25 Temmuz 2016 Pazartesi

İki kadın, iki kurşun, tek bir dilek…

Kördüğüm 26. Bölüm Yorumu - sezon finali- 

İki kadın, iki kurşun, tek bir dilek…

Çocuğunun iyi bir geleceği olsun isteyen çaresiz bir kadının namluyu kendi göğsüne dayamasıyla başlamıştı hikâyemiz ve kendisine artık bir geleceği olmayan çocuğunun acısını yaşatanları çaresiz bırakmak isteyen bir başka kadının namluyu göğsüne dayamasıyla noktaladık ilk sezonu… Kördüğüm, anıları, acıları, gözyaşlarını, tedirginlikleri, öfkeyi, yalnızlığı ve en çok da çaresizliği boğazımıza düğüm düğüm yerleştirip çekildi huzurlarımızdan.
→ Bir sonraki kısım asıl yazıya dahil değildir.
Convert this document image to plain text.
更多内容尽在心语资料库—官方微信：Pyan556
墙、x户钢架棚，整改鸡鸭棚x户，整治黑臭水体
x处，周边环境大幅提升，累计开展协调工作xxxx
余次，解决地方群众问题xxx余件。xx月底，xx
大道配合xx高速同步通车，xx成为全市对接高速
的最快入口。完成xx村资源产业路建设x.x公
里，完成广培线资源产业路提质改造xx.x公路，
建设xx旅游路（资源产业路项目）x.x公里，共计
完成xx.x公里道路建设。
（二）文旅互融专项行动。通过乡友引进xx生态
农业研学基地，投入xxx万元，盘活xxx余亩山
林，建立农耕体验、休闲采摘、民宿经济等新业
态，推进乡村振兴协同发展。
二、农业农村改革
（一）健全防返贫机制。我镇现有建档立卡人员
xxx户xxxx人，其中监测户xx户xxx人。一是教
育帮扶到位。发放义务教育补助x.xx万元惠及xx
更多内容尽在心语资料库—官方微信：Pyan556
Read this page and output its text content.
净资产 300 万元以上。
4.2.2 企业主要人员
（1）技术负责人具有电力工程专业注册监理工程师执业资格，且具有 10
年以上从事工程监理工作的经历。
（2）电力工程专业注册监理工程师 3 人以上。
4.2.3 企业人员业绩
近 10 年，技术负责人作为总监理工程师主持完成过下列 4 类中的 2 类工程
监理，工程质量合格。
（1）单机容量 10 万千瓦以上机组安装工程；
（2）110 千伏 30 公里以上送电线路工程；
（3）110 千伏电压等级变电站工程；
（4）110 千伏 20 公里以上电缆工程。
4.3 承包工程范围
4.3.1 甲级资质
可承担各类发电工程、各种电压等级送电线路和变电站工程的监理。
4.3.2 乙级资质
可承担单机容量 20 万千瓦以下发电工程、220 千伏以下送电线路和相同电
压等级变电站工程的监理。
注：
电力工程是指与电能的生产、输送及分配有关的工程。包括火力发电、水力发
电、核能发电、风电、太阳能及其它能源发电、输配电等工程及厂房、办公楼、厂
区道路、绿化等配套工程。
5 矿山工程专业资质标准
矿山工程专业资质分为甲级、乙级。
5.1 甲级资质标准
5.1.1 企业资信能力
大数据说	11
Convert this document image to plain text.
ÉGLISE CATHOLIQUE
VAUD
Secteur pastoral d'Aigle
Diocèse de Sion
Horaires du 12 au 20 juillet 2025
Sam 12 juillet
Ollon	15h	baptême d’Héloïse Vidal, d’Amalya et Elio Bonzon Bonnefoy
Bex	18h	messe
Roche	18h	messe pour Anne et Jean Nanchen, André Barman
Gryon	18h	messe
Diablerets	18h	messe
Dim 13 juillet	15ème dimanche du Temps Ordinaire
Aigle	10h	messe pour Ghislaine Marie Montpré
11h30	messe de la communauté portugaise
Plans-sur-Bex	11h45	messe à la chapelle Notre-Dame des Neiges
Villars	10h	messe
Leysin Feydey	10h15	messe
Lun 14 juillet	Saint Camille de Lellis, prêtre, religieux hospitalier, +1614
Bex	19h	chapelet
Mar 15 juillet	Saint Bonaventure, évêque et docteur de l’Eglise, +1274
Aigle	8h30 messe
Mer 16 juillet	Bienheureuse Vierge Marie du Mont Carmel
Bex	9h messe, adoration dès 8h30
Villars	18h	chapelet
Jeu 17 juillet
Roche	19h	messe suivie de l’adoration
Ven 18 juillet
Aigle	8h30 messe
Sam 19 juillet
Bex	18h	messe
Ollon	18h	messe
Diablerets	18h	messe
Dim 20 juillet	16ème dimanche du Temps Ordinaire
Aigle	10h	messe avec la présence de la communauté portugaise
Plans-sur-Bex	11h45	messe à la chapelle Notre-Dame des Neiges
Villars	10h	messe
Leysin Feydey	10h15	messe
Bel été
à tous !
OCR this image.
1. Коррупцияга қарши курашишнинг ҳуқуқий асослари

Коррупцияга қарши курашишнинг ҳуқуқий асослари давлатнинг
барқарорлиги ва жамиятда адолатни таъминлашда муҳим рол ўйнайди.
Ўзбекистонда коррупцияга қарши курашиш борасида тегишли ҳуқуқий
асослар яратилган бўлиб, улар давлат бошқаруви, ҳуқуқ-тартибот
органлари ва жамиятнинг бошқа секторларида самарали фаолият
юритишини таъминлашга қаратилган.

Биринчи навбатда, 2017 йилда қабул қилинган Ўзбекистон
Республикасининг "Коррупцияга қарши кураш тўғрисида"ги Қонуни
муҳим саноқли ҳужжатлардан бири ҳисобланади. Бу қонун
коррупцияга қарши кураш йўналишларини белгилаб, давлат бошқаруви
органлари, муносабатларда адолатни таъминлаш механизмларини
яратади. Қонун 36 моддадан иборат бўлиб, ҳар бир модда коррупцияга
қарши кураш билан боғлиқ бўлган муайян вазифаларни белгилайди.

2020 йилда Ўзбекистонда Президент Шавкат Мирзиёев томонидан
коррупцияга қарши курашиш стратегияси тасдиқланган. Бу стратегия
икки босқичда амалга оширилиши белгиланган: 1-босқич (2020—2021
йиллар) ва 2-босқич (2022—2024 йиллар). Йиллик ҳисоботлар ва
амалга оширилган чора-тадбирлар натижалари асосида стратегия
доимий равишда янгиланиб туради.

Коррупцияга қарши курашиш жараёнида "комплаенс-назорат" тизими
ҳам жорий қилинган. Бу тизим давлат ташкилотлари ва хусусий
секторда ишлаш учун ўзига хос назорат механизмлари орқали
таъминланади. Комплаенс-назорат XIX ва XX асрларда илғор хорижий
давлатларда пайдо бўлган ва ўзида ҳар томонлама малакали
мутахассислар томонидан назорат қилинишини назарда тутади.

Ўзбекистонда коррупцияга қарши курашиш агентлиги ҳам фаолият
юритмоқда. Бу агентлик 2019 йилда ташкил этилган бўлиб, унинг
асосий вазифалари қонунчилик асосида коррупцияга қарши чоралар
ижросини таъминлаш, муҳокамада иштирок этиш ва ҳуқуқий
Günler geçti, ben hâlâ kendime gelmeye, bütün bu olanları hazmetmeye çalışıyorum.

Didem o tetiği çekerek kendini öldürmekle kalmamış, başta Ali Nejat olmak üzere dizideki tüm karakterlerin hikâyelerini birbirine bağlayacak ilk düğümü de atmıştı. O düğümü çözmek için atılan her bir adımda daha da karıştı her şey, daha da yaklaştı insanlar birbirlerine ve daha fazla kanadı açılan yaralar.

Nedendir bilinmez, Didem'in ölümü sanki umut saçtı dört bir yana. Onun ölümün kollarına korkusuzca atılışından güç aldılar belki de ve o günden bu yana herkes bir hayale, bir umuda tutunmaya çalışıyor: Kaan tutunacak bir dal, elini tutup da bırakmayacak birini arıyor; Ali Nejat, Naz ve Feyza yaşatamadıkları çocukların gölgesinden kurtulup bir başka çocuğu yaşatabilmek için yollar arıyor ve o yolda kendilerini ve birbirlerini tanımaya çalışıyorlar.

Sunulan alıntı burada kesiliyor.